Thanks, Dana. The accomplishment was in the team of people who united to achieve a common goal for the good of other people’s children as well as their own.
Laurie, I love the phrase “caring and sharing” as another way of saying “charity” — it seems to have more warmhearted ring to it. I can just imagine how fulfilling it must have been to build your preschool from the ground up and feel certain the children must have absorbed all that community spirit, generosity, and gratitude. You’ve done so much good work, and of course I share your hopes!
Thanks, Barbara. Yes, starting the school was up there just after my marriage, the birth of my children and grandchildren. I have to hope that some of those kids will go on to do the important work our country so desperately needs right now. When I reflected on this prompt, I realized that our school was the recipient of amazing acts of charity and we needed to pay it forward.

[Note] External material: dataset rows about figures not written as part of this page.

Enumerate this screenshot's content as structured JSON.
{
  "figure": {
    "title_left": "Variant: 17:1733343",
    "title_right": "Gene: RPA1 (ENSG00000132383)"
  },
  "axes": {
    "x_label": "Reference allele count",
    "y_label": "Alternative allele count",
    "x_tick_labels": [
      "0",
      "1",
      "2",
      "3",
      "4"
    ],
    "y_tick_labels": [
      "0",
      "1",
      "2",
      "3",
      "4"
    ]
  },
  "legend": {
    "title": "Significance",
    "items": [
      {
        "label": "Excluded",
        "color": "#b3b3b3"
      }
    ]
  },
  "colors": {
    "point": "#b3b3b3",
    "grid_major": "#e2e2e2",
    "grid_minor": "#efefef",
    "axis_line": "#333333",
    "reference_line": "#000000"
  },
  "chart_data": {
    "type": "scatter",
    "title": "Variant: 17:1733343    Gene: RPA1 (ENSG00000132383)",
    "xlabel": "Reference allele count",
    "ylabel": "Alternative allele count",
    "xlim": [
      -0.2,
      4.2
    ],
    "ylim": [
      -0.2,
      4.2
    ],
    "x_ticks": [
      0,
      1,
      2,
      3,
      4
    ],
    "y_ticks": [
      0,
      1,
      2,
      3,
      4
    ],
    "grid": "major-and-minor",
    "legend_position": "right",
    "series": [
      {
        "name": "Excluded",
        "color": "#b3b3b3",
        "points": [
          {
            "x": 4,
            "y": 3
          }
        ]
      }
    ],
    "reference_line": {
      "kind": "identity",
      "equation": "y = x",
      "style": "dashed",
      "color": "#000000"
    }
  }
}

Laurie, this is such a beautiful story! Coming to the comments late, I feel like everything has been said, and I agree with all of it. You have told other stories about Cherry Preschool, so we already knew a little bit about it, but this one, as it first talks about all the donations you received to start it up, and then how you taught the preschoolers to care and share, is the best illustration I can imagine for this week’s prompt! If you haven’t already done so, you should publish this in a place where it will be seen by a much larger community than we have here.
Thanks, Suzy. It was a magical experience and also a powerful lesson for me on the true meaning of charity. I will forward it to the school as they may want to put it on their website. As the school get older and thus further from its origin story, I feel melancholy that the parents who send their kids there now often have no idea about how the school began.